München (Reuters) - Der Frauenanteil in den Vorständen deutscher Großkonzerne macht einer Studie zufolge nur langsam Fortschritte.
Von 681 Vorstandsmitgliedern in den 160 wichtigsten börsennotierten Unternehmen seien nur 78 weiblich, berichtete die Prüfungs- und Beratungsgesellschaft EY am Montag, das seien acht mehr als vor einem Jahr. Die Frauenquote bei den Dax-, MDax- und SDax-Firmen steigt damit auf 11,5 (2019: 10,2) Prozent. Nur sechs der Unternehmen hätten aber eine Frau an der Spitze. Am 1. Mai übernimmt beim Pharmakonzern Merck Belén Garijo als erste Frau den alleinigen Chef-Posten bei einem der 30 Dax-Konzerne. Bei SAP hatte im vergangenen Jahr Jennifer Morgan schon nach kurzer Zeit als Co-Vorstandschefin das Handtuch geworfen.

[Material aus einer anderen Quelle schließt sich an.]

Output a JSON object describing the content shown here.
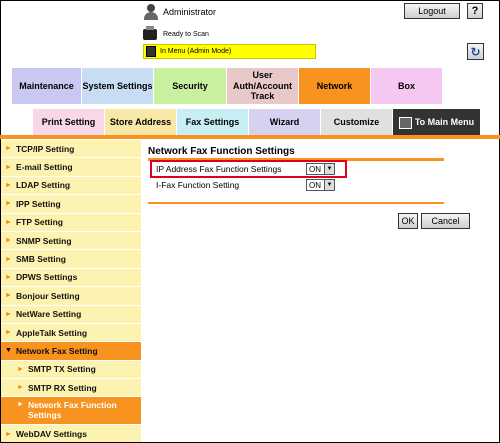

Doch die Karrierechancen weiblicher Top-Manager dürften sich mit der kürzlich beschlossenen Frauenquote rasch verbessern. Die Bundesregierung hat zu Jahresbeginn eine Frauenquote für börsennotierte und paritätisch mitbestimmte Unternehmen auf den Weg gebracht. Sofern ihr Vorstand mindestens aus vier Mitgliedern besteht, muss eines davon weiblich sein. Davon sind nach Angaben der Regierung rund 70 Großkonzerne betroffen. Im Dax sind laut EY immerhin 15,7 Prozent der Vorstände Frauen, im MDax sind es 11,2 und im SDax nur 8,6 Prozent. Nur 23 Prozent der Dax-Vorstände sind noch reine Männerrunden, dagegen haben 63 Prozent der MDax-Firmen keine einzige Frau im Vorstand, im SDax sogar 73 Prozent.
"Man kann zur derzeit im Gesetzesverfahren befindlichen Quote stehen, wie man will - aber wir können davon augehen, dass sie den Anteil von Frauen im Vorstand in kurzer Zeit signifikant steigern wird", sagte Markus Heinen, der bei EY für die Beratung in Personalfragen verantwortlich ist. Wüchse der Frauenanteil so wie bisher, würde es 30 Jahre dauern, bis die Hälfte der Vorstandspositionen mit Frauen besetzt sei. Heinen erhofft sich eine Signalwirkung: "Es spricht auch nicht für die Kultur in einem Unternehmen, wenn Frauen es offensichtlich schwer haben, in verantwortliche Positionen zu kommen."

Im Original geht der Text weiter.